Report stirs alarm over sinking city

Report stirs alarm over sinking city


The so-called
The so-called "leaning tower of Rangsit" remains one of the most visible warnings of subsidence in and around Bangkok. This seven-storey apartment block suddenly tilted in April, 2013, and had to be demolished. (Photo by Pongpat Wongyala)

The government should set up a national committee to deal with Bangkok's subsidence to prevent the capital from being submerged, according to the National Reform Council (NRC). 

The issue was raised at an NRC meeting Wednesday by Withaya Kulsomboon, chairman of the NRC panel responsible for drafting a report to address Bangkok's subsidence crisis.
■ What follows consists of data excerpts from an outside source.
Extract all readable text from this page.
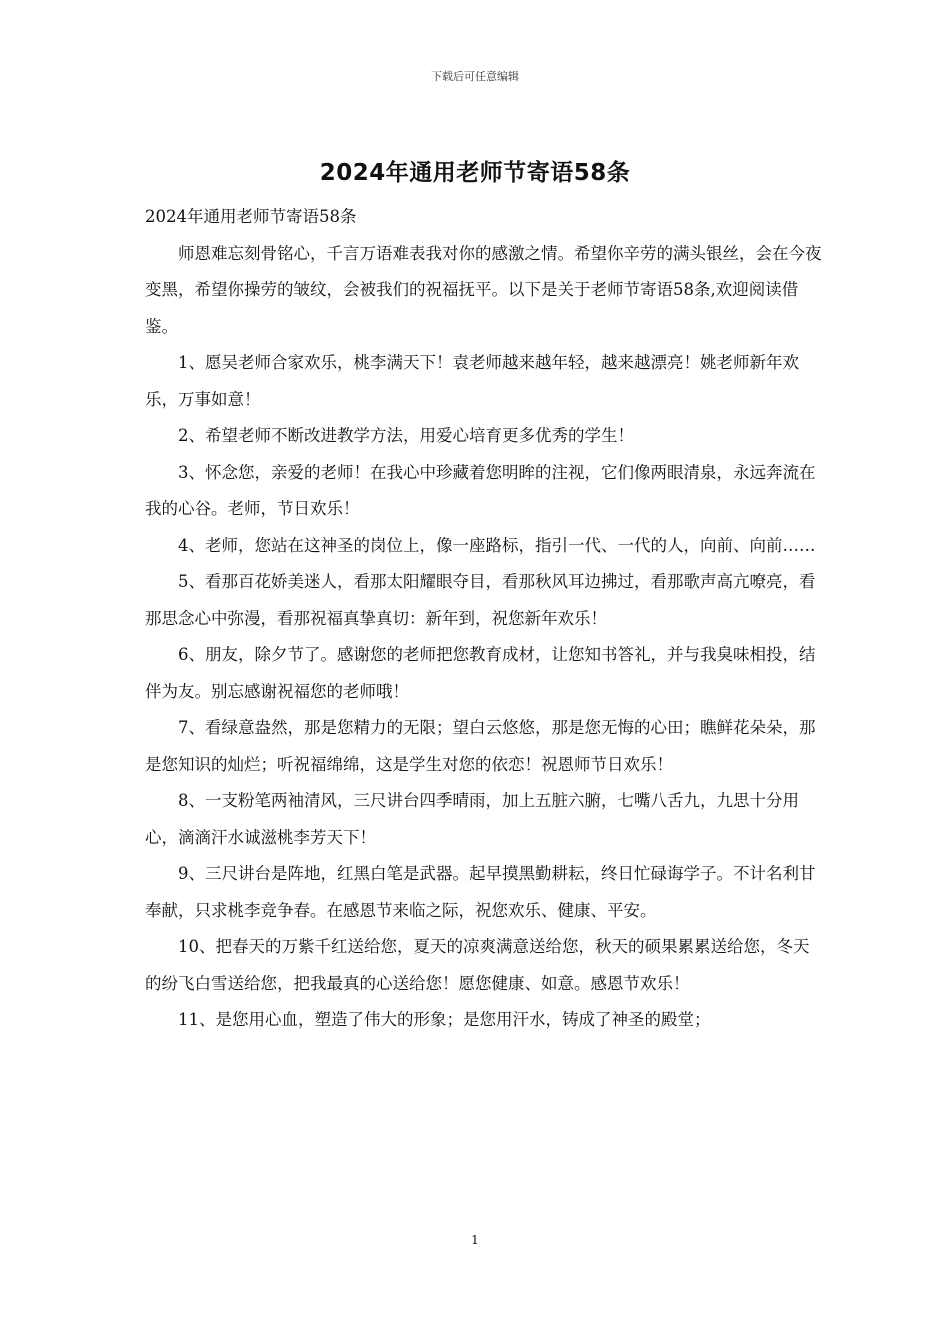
下载后可任意编辑
2024年通用老师节寄语58条

2024年通用老师节寄语58条

师恩难忘刻骨铭心，千言万语难表我对你的感激之情。希望你辛劳的满头银丝，会在今夜变黑，希望你操劳的皱纹，会被我们的祝福抚平。以下是关于老师节寄语58条,欢迎阅读借鉴。

1、愿吴老师合家欢乐，桃李满天下！袁老师越来越年轻，越来越漂亮！姚老师新年欢乐，万事如意！

2、希望老师不断改进教学方法，用爱心培育更多优秀的学生！

3、怀念您，亲爱的老师！在我心中珍藏着您明眸的注视，它们像两眼清泉，永远奔流在我的心谷。老师，节日欢乐！

4、老师，您站在这神圣的岗位上，像一座路标，指引一代、一代的人，向前、向前……

5、看那百花娇美迷人，看那太阳耀眼夺目，看那秋风耳边拂过，看那歌声高亢嘹亮，看那思念心中弥漫，看那祝福真挚真切：新年到，祝您新年欢乐！

6、朋友，除夕节了。感谢您的老师把您教育成材，让您知书答礼，并与我臭味相投，结伴为友。别忘感谢祝福您的老师哦！

7、看绿意盎然，那是您精力的无限；望白云悠悠，那是您无悔的心田；瞧鲜花朵朵，那是您知识的灿烂；听祝福绵绵，这是学生对您的依恋！祝恩师节日欢乐！

8、一支粉笔两袖清风，三尺讲台四季晴雨，加上五脏六腑，七嘴八舌九，九思十分用心，滴滴汗水诚滋桃李芳天下！

9、三尺讲台是阵地，红黑白笔是武器。起早摸黑勤耕耘，终日忙碌诲学子。不计名利甘奉献，只求桃李竞争春。在感恩节来临之际，祝您欢乐、健康、平安。

10、把春天的万紫千红送给您，夏天的凉爽满意送给您，秋天的硕果累累送给您，冬天的纷飞白雪送给您，把我最真的心送给您！愿您健康、如意。感恩节欢乐！

11、是您用心血，塑造了伟大的形象；是您用汗水，铸成了神圣的殿堂；

1
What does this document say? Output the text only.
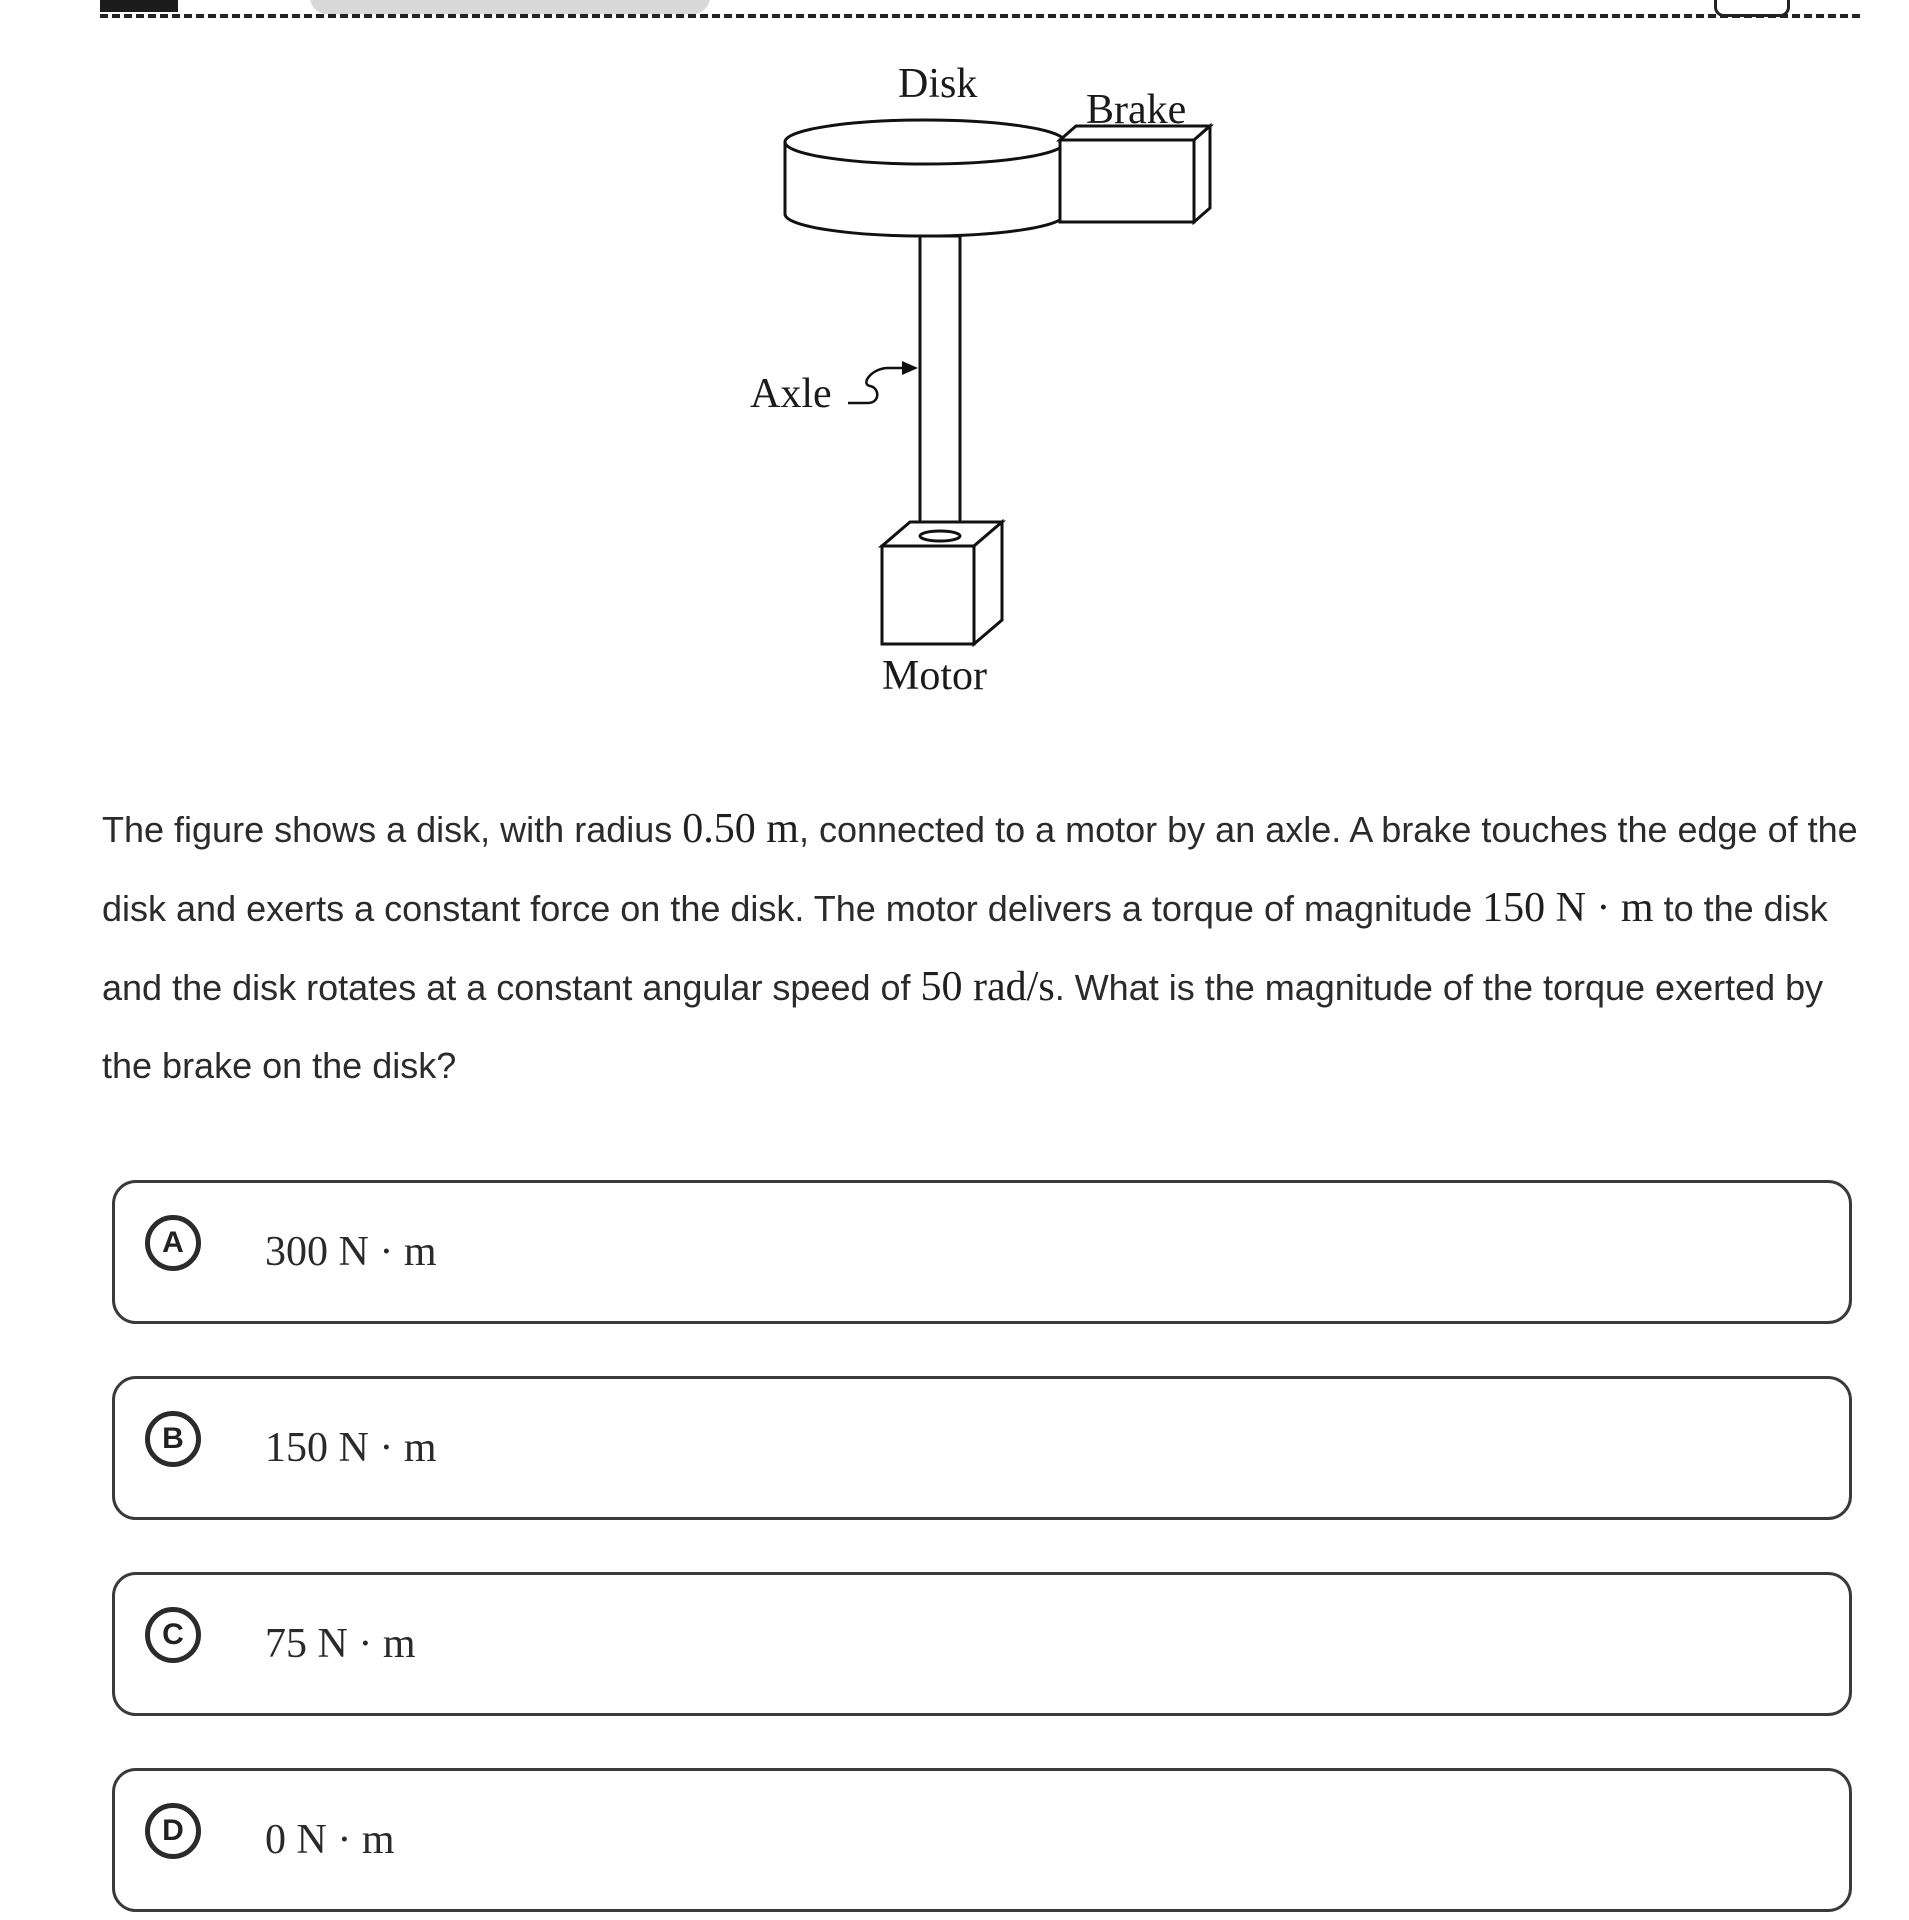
Disk
Brake
Axle
Motor
The figure shows a disk, with radius 0.50 m, connected to a motor by an axle. A brake touches the edge of the disk and exerts a constant force on the disk. The motor delivers a torque of magnitude 150 N · m to the disk and the disk rotates at a constant angular speed of 50 rad/s. What is the magnitude of the torque exerted by the brake on the disk?
A	300 N · m
B	150 N · m
C	75 N · m
D	0 N · m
A panel chaired by the prime minister is needed to deal with the crisis of rising sea levels and subsidence, according to the chairman. 

The situation is urgent, and the government may even have to consider relocating Bangkok, said Mr Withaya.

It should work on a long-term plan, and devise additional laws to protect Bangkok from going underwater, he said, adding that specific agencies should be assigned to implement the measures.

The government also need to increase public awareness of the issue, he said. 

Bangkok and its surrounding areas are only 0.5-2 metres above sea level, creating high risks of sinking and being affected by rising sea levels.

In the past two months, several roads alongside khlongs in Pathum Thani province have suddenly collapsed, flipping vehicles and in this case collapsed again, trapping maintenance equipment sent to the rescue. (Post Today photo)

According to panel member Sucharit Koontanakulvong, if nothing is done, Bangkok might be underwater in less than two decades.

The report found the city's subsidence is partly a result of groundwater pumping, which removed underground water faster than it could be replaced, compressing the soil.

Another aggravating factor is the excessive construction of buildings, which weigh heavily on the land, said Mr Withaya.

Bangkok has 4,000 buildings with between 8-20 floors, and 700 of more than 20 floors.

In addition, sea levels in the Gulf of Thailand continue to rise annually.

The NRC voted 166-to-5, with four abstentions, to accept the report's findings.

The council asked the panel to review the report once more and then send it to the cabinet within seven days.

One idea is to build barriers from Si Racha district of Chon Buri to Hua Hin district of Prachuap Khiri Khan to prevent the capital from being submerged and hold off coastal erosion, said Mr Sucharit, adding that the project would cost 500 billion baht.